Also Appearing in This Issue of JAMA

EMBARGOED FOR RELEASE: 3 P.M. (CT) TUESDAY, MARCH 5, 2013


Index May Help Predict 10-Year Mortality Among Older Adults

“Recent guidelines recommend considering patients’ life expectancy when deciding whether to pursue preventive interventions with long lag times to benefit (≥ 7 years) such as colorectal cancer screening and intensive glycemic control for diabetes. However, most mortality indices have focused on short-term risk (≤ 5 years),” writes Marisa Cruz, M.D., of the University of California, San Francisco, and colleagues. The researchers examined whether their previously developed 4-year mortality index accurately predicted 10-year mortality.

As reported in a Research Letter, this analysis used 1998 data from the Health and Retirement Study (HRS), a nationally representative cohort of community-dwelling U.S. adults older than 50 years. The primary predictor was a 12-item mortality index, and participants received points depending on answers to the following: age; sex; current tobacco use; body mass index; diabetes; nonskin cancers; chronic lung disease; heart failure; difficulty bathing; difficulty managing finances; difficulty walking several blocks; and difficulty pushing/pulling large objects. The primary outcome was death through 2008 (10-year mortality). A risk score was calculated for each participant by summing the points for each risk factor present.

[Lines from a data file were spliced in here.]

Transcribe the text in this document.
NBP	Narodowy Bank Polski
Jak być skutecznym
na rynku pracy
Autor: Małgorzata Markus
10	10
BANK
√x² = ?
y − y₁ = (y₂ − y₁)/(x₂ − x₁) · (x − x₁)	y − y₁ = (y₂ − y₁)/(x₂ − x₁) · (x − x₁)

The researchers found that in the development cohort, 10-year mortality rates ranged from 2.5 percent (n=12/486) for participants with 0 points to 96 percent (n=298/310) for participants with 14 or more points. In the validation cohort, 10-year mortality rates ranged from 2.3 percent (n=8/354) to 93 percent (n= 239/257).

“We validated a mortality index that accurately stratified older adults into groups at varying risk for 10-year mortality,” the authors write. “Patients identified by this index as having a high risk of 10-year mortality may be more likely to be harmed by preventive interventions with long lag times to benefit, whereas patients identified as having a low risk of 10-year mortality may be good candidates for such interventions.”

(JAMA. 2013;309[9]:874-876. Available pre-embargo to the media at http://media.jamanetwork.com)

 

Viewpoints in This Issue of JAMA

Keeping an Eye on Distracted Driving

In 2003, cell phone use while driving was estimated to cause 333,000 total injuries, 12,000 serious to critical injuries, and 2,600 fatalities annually. From 2005 to 2009, fatalities associated with driver distraction increased by 22 percent. Jeffrey H. Coben, M.D., and Motao Zhu, M.D., Ph.D., of West Virginia University, Morgantown, write that new technological and regulatory approaches are needed to reduce handheld phone use and texting while driving.

“Strong and courageous action is needed to effectively deal with the problem of cell phone use while driving. Education, legislation, and voluntary guidelines are insufficient. The federal government should enact stringent new safety standards that require all handheld devices to be rendered inoperable when the motor vehicle is in motion. Failure to act in this manner will result in the continued loss of thousands of lives each year to this preventable public safety hazard. In this era of smartphones and smart cars, it is time to be smarter about keeping them apart from one another.

(JAMA. 2013;309[9]:877-878. Available pre-embargo to the media at http://media.jamanetwork.com)

Please Note: An author podcast on this study will be available post-embargo on the JAMA website.

 

Improving Opioid Prescribing – The New York City Recommendations

“On January 10, 2013, New York City Mayor Michael Bloomberg announced new guidelines for the prescribing of opioid analgesics to patients being discharged from the city’s emergency departments. The guidelines were developed by a panel of emergency physicians and are intended to reduce opioid addiction and overdose deaths while preserving access to opioids for patients in whom the benefits are expected to exceed the harms,” writes David N. Juurlink, M.D., Ph.D., of the University of Toronto, and colleagues.

In this Viewpoint, the authors examine “why such guidelines are necessary and what complementary actions physicians, patients, and health authorities should take to address the increasing problem of opioid-related harm.”

(JAMA. 2013;309[9]:879-880. Available pre-embargo to the media at http://media.jamanetwork.com)

Editor’s Note: Please see the articles for additional information, including other authors, author contributions and affiliations, financial disclosures, funding and support, etc.